Combining WMAP and SDSS Quasar Data on Reionization Constrains Cosmological Parameters and the Star Formation Efficiency

We present constraints on cosmological and star formation parameters based on combining observations of the Wilkinson Microwave Anisotropy Probe (WMAP) and high-redshift quasars from the Sloan Digital Sky Survey (SDSS). We use a semi-analytic model for reionization (Chiu and Ostriker 2000) that takes into account a number of important physical processes both within collapsing halos and in the intergalactic medium. Assuming that the efficiency of producing UV photons per baryon is constant, we derive a constraint of the form sigma_8 Omega_0^0.5~0.33 in a flat, Lambda-dominated universe with h=0.72, n=0.99, and Omega_b h^2=0.024. However, the calculated optical depth to electron scattering of tau_es~0.06 is well below the value found by WMAP of 0.17+/-(0.04~0.07) (Spergel et al 2003).
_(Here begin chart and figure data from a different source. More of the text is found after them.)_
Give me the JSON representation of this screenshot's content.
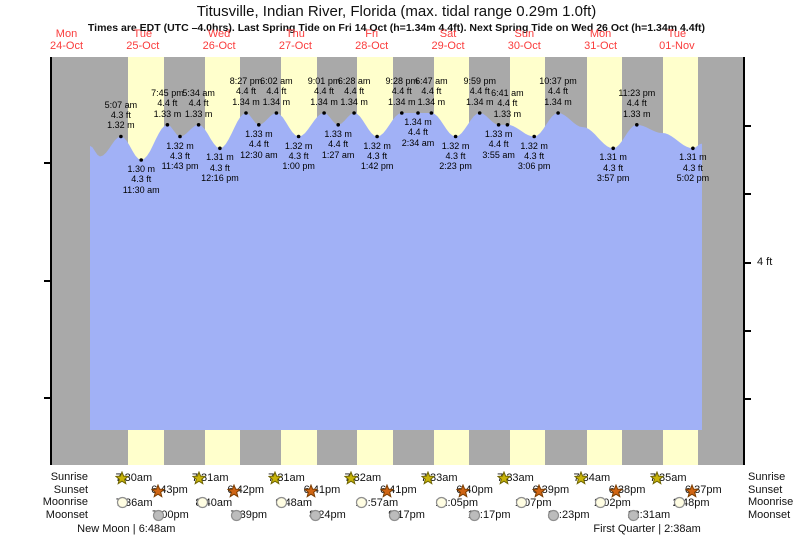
{
  "title": "Titusville, Indian River, Florida (max. tidal range 0.29m 1.0ft)",
  "subtitle": "Times are EDT (UTC –4.0hrs). Last Spring Tide on Fri 14 Oct (h=1.34m 4.4ft). Next Spring Tide on Wed 26 Oct (h=1.34m 4.4ft)",
  "axis": {
    "right_label": "4 ft"
  },
  "days": [
    {
      "dow": "Mon",
      "date": "24-Oct"
    },
    {
      "dow": "Tue",
      "date": "25-Oct"
    },
    {
      "dow": "Wed",
      "date": "26-Oct"
    },
    {
      "dow": "Thu",
      "date": "27-Oct"
    },
    {
      "dow": "Fri",
      "date": "28-Oct"
    },
    {
      "dow": "Sat",
      "date": "29-Oct"
    },
    {
      "dow": "Sun",
      "date": "30-Oct"
    },
    {
      "dow": "Mon",
      "date": "31-Oct"
    },
    {
      "dow": "Tue",
      "date": "01-Nov"
    }
  ],
  "chart_data": {
    "type": "area",
    "title": "Tide height curve (blue = water level, yellow = daylight, grey = night)",
    "y_right_tick_label": "4 ft",
    "tide_events": [
      {
        "day": 1,
        "time": "5:07 am",
        "ft": "4.3 ft",
        "m": "1.32 m",
        "type": "high"
      },
      {
        "day": 1,
        "time": "11:30 am",
        "ft": "4.3 ft",
        "m": "1.30 m",
        "type": "low"
      },
      {
        "day": 1,
        "time": "7:45 pm",
        "ft": "4.4 ft",
        "m": "1.33 m",
        "type": "high"
      },
      {
        "day": 1,
        "time": "11:43 pm",
        "ft": "4.3 ft",
        "m": "1.32 m",
        "type": "low"
      },
      {
        "day": 2,
        "time": "5:34 am",
        "ft": "4.4 ft",
        "m": "1.33 m",
        "type": "high"
      },
      {
        "day": 2,
        "time": "12:16 pm",
        "ft": "4.3 ft",
        "m": "1.31 m",
        "type": "low"
      },
      {
        "day": 2,
        "time": "8:27 pm",
        "ft": "4.4 ft",
        "m": "1.34 m",
        "type": "high"
      },
      {
        "day": 3,
        "time": "12:30 am",
        "ft": "4.4 ft",
        "m": "1.33 m",
        "type": "low"
      },
      {
        "day": 3,
        "time": "6:02 am",
        "ft": "4.4 ft",
        "m": "1.34 m",
        "type": "high"
      },
      {
        "day": 3,
        "time": "1:00 pm",
        "ft": "4.3 ft",
        "m": "1.32 m",
        "type": "low"
      },
      {
        "day": 3,
        "time": "9:01 pm",
        "ft": "4.4 ft",
        "m": "1.34 m",
        "type": "high"
      },
      {
        "day": 4,
        "time": "1:27 am",
        "ft": "4.4 ft",
        "m": "1.33 m",
        "type": "low"
      },
      {
        "day": 4,
        "time": "6:28 am",
        "ft": "4.4 ft",
        "m": "1.34 m",
        "type": "high"
      },
      {
        "day": 4,
        "time": "1:42 pm",
        "ft": "4.3 ft",
        "m": "1.32 m",
        "type": "low"
      },
      {
        "day": 4,
        "time": "9:28 pm",
        "ft": "4.4 ft",
        "m": "1.34 m",
        "type": "high"
      },
      {
        "day": 5,
        "time": "2:34 am",
        "ft": "4.4 ft",
        "m": "1.34 m",
        "type": "low"
      },
      {
        "day": 5,
        "time": "6:47 am",
        "ft": "4.4 ft",
        "m": "1.34 m",
        "type": "high"
      },
      {
        "day": 5,
        "time": "2:23 pm",
        "ft": "4.3 ft",
        "m": "1.32 m",
        "type": "low"
      },
      {
        "day": 5,
        "time": "9:59 pm",
        "ft": "4.4 ft",
        "m": "1.34 m",
        "type": "high"
      },
      {
        "day": 6,
        "time": "3:55 am",
        "ft": "4.4 ft",
        "m": "1.33 m",
        "type": "low"
      },
      {
        "day": 6,
        "time": "6:41 am",
        "ft": "4.4 ft",
        "m": "1.33 m",
        "type": "high"
      },
      {
        "day": 6,
        "time": "3:06 pm",
        "ft": "4.3 ft",
        "m": "1.32 m",
        "type": "low"
      },
      {
        "day": 6,
        "time": "10:37 pm",
        "ft": "4.4 ft",
        "m": "1.34 m",
        "type": "high"
      },
      {
        "day": 7,
        "time": "3:57 pm",
        "ft": "4.3 ft",
        "m": "1.31 m",
        "type": "low"
      },
      {
        "day": 7,
        "time": "11:23 pm",
        "ft": "4.4 ft",
        "m": "1.33 m",
        "type": "high"
      },
      {
        "day": 8,
        "time": "5:02 pm",
        "ft": "4.3 ft",
        "m": "1.31 m",
        "type": "low"
      }
    ]
  },
  "astro": {
    "rows": [
      {
        "label": "Sunrise",
        "icon": "sunrise-star-icon",
        "entries": [
          {
            "day": 1,
            "time": "7:30am"
          },
          {
            "day": 2,
            "time": "7:31am"
          },
          {
            "day": 3,
            "time": "7:31am"
          },
          {
            "day": 4,
            "time": "7:32am"
          },
          {
            "day": 5,
            "time": "7:33am"
          },
          {
            "day": 6,
            "time": "7:33am"
          },
          {
            "day": 7,
            "time": "7:34am"
          },
          {
            "day": 8,
            "time": "7:35am"
          }
        ]
      },
      {
        "label": "Sunset",
        "icon": "sunset-star-icon",
        "entries": [
          {
            "day": 1,
            "time": "6:43pm"
          },
          {
            "day": 2,
            "time": "6:42pm"
          },
          {
            "day": 3,
            "time": "6:41pm"
          },
          {
            "day": 4,
            "time": "6:41pm"
          },
          {
            "day": 5,
            "time": "6:40pm"
          },
          {
            "day": 6,
            "time": "6:39pm"
          },
          {
            "day": 7,
            "time": "6:38pm"
          },
          {
            "day": 8,
            "time": "6:37pm"
          }
        ]
      },
      {
        "label": "Moonrise",
        "icon": "moonrise-circle-icon",
        "entries": [
          {
            "day": 1,
            "time": "7:36am"
          },
          {
            "day": 2,
            "time": "8:40am"
          },
          {
            "day": 3,
            "time": "9:48am"
          },
          {
            "day": 4,
            "time": "10:57am"
          },
          {
            "day": 5,
            "time": "12:05pm"
          },
          {
            "day": 6,
            "time": "1:07pm"
          },
          {
            "day": 7,
            "time": "2:02pm"
          },
          {
            "day": 8,
            "time": "2:48pm"
          }
        ]
      },
      {
        "label": "Moonset",
        "icon": "moonset-circle-icon",
        "entries": [
          {
            "day": 1,
            "time": "7:00pm"
          },
          {
            "day": 2,
            "time": "7:39pm"
          },
          {
            "day": 3,
            "time": "8:24pm"
          },
          {
            "day": 4,
            "time": "9:17pm"
          },
          {
            "day": 5,
            "time": "10:17pm"
          },
          {
            "day": 6,
            "time": "11:23pm"
          },
          {
            "day": 8,
            "time": "12:31am"
          }
        ]
      }
    ],
    "phases": [
      {
        "text": "New Moon | 6:48am",
        "day": 1,
        "time": "6:48am"
      },
      {
        "text": "First Quarter | 2:38am",
        "day": 8,
        "time": "2:38am"
      }
    ]
  },
  "colors": {
    "night_grey": "#a9a9a9",
    "daylight_yellow": "#ffffcc",
    "water_blue": "#a1b1f6",
    "day_label_red": "#fa3c3c",
    "sunrise_star": "#c9b409",
    "sunrise_star_edge": "#6f6400",
    "sunset_star": "#d06514",
    "sunset_star_edge": "#7a3c00",
    "moonrise_fill": "#fffde2",
    "moonset_fill": "#bcbcbc",
    "moon_edge": "#8f8f8f"
  }
}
Since the WMAP constraints on tau_es are somewhat degenerate with the value of the spectral index n, we then permit the primordial spectral index n to float and fix Omega_0 h^2=0.14, while normalizing the power spectrum using WMAP. In addition, we allow the UV-efficiency to have time-dependence. Combining the WMAP constraints with the quasar transmission data, our analysis then favors a model with tau_es=0.11^{+0.02}_{-0.03}, n=0.96^{+0.02}_{-0.03}$, implying sigma_8=0.83^{+0.03}_{-0.05} (95% confidence), and an effective UV-efficiency that was at least ~10x greater at z >> 6. These results indicate that the quasar and WMAP observations are consistent. If future observations confirm an optical depth to electron scattering tau_es~0.1, then it would appear that no more "exotic" sources of UV-photons, such as mini-quasars or AGNs, are necessary; but our analysis indicates that a determination of tau_es>~0.17 would require a more radical solution.